Como primeiro usuário da história, Hofmann não tinha noção da dosagem correta e achou que 250 microgramas seria ok, mas estava errado. Até hoje essa dosagem é considerada alta para boa parte dos usuários recorrentes da droga.
Em pouco tempo as coisas começaram a ficar interessantes: 40 minutos após a ingestão ele começa a sentir os primeiros efeitos e pede a seu assistente que o leve para casa.
Mas era 1943 e as restrições por causa da Segunda Guerra Mundial impediam o uso do carro, então eles tiveram que ir, adivinhe: de bicicleta. E isso deu origem ao Dia da Bicicleta nos Estados Unidos e também à ilustração mais famosa relacionada ao LSD:
(tem uma versão repaginada desse desenho na nossa loja, vem ver)
“Eu tive que lutar para falar de forma inteligível. […] Tudo em meu campo de visão oscilava e estava distorcido como se visto num espelho torto.
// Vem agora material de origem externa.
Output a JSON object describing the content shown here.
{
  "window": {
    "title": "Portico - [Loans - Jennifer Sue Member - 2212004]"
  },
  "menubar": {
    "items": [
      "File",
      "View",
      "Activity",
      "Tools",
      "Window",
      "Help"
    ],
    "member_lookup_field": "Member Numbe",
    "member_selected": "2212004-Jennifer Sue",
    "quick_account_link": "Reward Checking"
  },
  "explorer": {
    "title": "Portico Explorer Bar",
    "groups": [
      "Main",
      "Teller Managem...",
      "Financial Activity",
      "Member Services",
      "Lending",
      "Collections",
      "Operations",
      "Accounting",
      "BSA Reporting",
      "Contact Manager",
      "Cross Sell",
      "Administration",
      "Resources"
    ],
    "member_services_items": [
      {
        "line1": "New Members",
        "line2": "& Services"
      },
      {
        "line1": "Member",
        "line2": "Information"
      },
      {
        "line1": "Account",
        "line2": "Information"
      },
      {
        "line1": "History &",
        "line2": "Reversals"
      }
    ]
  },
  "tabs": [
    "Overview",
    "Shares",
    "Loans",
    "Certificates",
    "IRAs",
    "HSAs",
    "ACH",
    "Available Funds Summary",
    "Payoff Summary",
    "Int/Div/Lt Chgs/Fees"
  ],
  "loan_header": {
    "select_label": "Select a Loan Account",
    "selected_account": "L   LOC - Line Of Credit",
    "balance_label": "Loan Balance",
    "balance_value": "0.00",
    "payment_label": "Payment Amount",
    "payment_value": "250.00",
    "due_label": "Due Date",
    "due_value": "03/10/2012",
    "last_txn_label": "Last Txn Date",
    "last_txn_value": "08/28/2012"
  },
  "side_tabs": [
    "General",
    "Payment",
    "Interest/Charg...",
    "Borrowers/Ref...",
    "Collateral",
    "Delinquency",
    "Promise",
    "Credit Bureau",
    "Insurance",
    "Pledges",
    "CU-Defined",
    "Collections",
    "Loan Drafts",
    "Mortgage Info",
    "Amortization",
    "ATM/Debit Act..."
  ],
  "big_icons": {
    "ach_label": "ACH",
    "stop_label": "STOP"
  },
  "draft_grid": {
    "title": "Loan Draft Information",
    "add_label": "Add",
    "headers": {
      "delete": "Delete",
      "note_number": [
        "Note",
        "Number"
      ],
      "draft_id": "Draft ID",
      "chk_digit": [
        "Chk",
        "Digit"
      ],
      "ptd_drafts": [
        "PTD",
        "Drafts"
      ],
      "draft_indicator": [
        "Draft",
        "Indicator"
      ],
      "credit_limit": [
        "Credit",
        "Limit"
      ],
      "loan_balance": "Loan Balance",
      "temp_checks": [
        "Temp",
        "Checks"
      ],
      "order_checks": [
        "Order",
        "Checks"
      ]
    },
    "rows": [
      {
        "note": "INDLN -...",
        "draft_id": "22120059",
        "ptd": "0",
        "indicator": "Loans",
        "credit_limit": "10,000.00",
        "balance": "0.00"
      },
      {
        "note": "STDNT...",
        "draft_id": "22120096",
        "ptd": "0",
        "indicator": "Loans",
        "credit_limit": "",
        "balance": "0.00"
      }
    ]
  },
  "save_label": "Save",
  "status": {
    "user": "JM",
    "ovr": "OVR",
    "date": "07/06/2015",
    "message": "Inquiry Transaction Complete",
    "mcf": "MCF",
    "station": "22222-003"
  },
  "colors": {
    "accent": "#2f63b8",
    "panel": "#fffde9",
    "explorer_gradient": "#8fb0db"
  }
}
Eu também tive a sensação de estar impossibilitado de sair do lugar.
Felizmente nós chegamos em casa sãos e salvos e eu fui capaz de pedir para meu companheiro chamar nosso médico de família e mesmo pedir leite aos vizinhos.
Apesar da minha condição delirante, confusa, eu tive breves períodos de pensamento claro e efetivo e escolhi leite como um antídoto não específico para o envenenamento.
Hofmann pintado por Alex Grey
Após examinar Albert Hofmann, o médico afirmou que todos os sinais vitais estavam normais, a não ser pelos olhos extremamente dilatados. Então, Hofmann dormiu – e acordou várias horas depois, com “uma sensação de renovação e bem-estar”.
Enquanto o resultado do uso psiquiátrico era pouco satisfatório, os das experiências como entorpecente despertaram o interesse dos movimentos alternativos dos anos 1960. Mas não só deles: a própria CIA havia comprado um grande estoque de LSD da farmacêutica Sandoz para usá-lo como “a droga da verdade“.
O projeto batizado de MKULTRA durou do início dos anos 50 até o final dos anos 60.
Caducada a última patente da Sandoz no início dos anos 60, a droga passou a ser consumida em massa. Ela era propagada pelos meios de comunicação e por escritores como Aldous Huxley (de Admirável Mundo Novo).
Artistas famosos, como Jimi Hendrix e os Beatles ajudaram a criar o culto ao LSD. O principal guru, no entanto, foi o professor americano Timothey Leary, que considerava o LSD “um caminho imperial para uma nova consciência”.
Não demorou até que surgissem também as primeiras histórias trágicas relacionadas à droga. Como ela provoca alterações visuais, despersonalização e até a sensação de que se pode voar, foram registrados casos de suicídios em que usuários de LSD saltavam de pontes e viadutos. Muitos acabaram internados em clínicas psiquiátricas, onde o LSD ainda é usado em micro-doses como terapia.
Hoje é sabido que o excesso no consumo provoca alterações de ânimo, do pensamento e, sobretudo, da percepção.
Em suas 92 páginas, “LSD – Minha Criança Problema” é uma história pra se ler num domingo à tarde, traz a história completa abordando desde as primeiras experiências em laboratório, passando pelas questões sócio-culturais que levaram à sua proibição, até as iluminações espirituais pelas quais o autor passou sob efeito da substância.
Consciente dos problemas que acompanharam sua descoberta, Albert Hofmann dizia que o ideal seria termos duas vidas: uma com e outra sem LSD.
Ele faleceu vítima de ataque cardíaco aos 102 anos de idade em abril de 2008 e um de seus maiores desejos era que seu composto predileto pudesse continuar a ser pesquisado para os fins mais diversos, como por exemplo, um potente analgésico para pacientes terminais de câncer.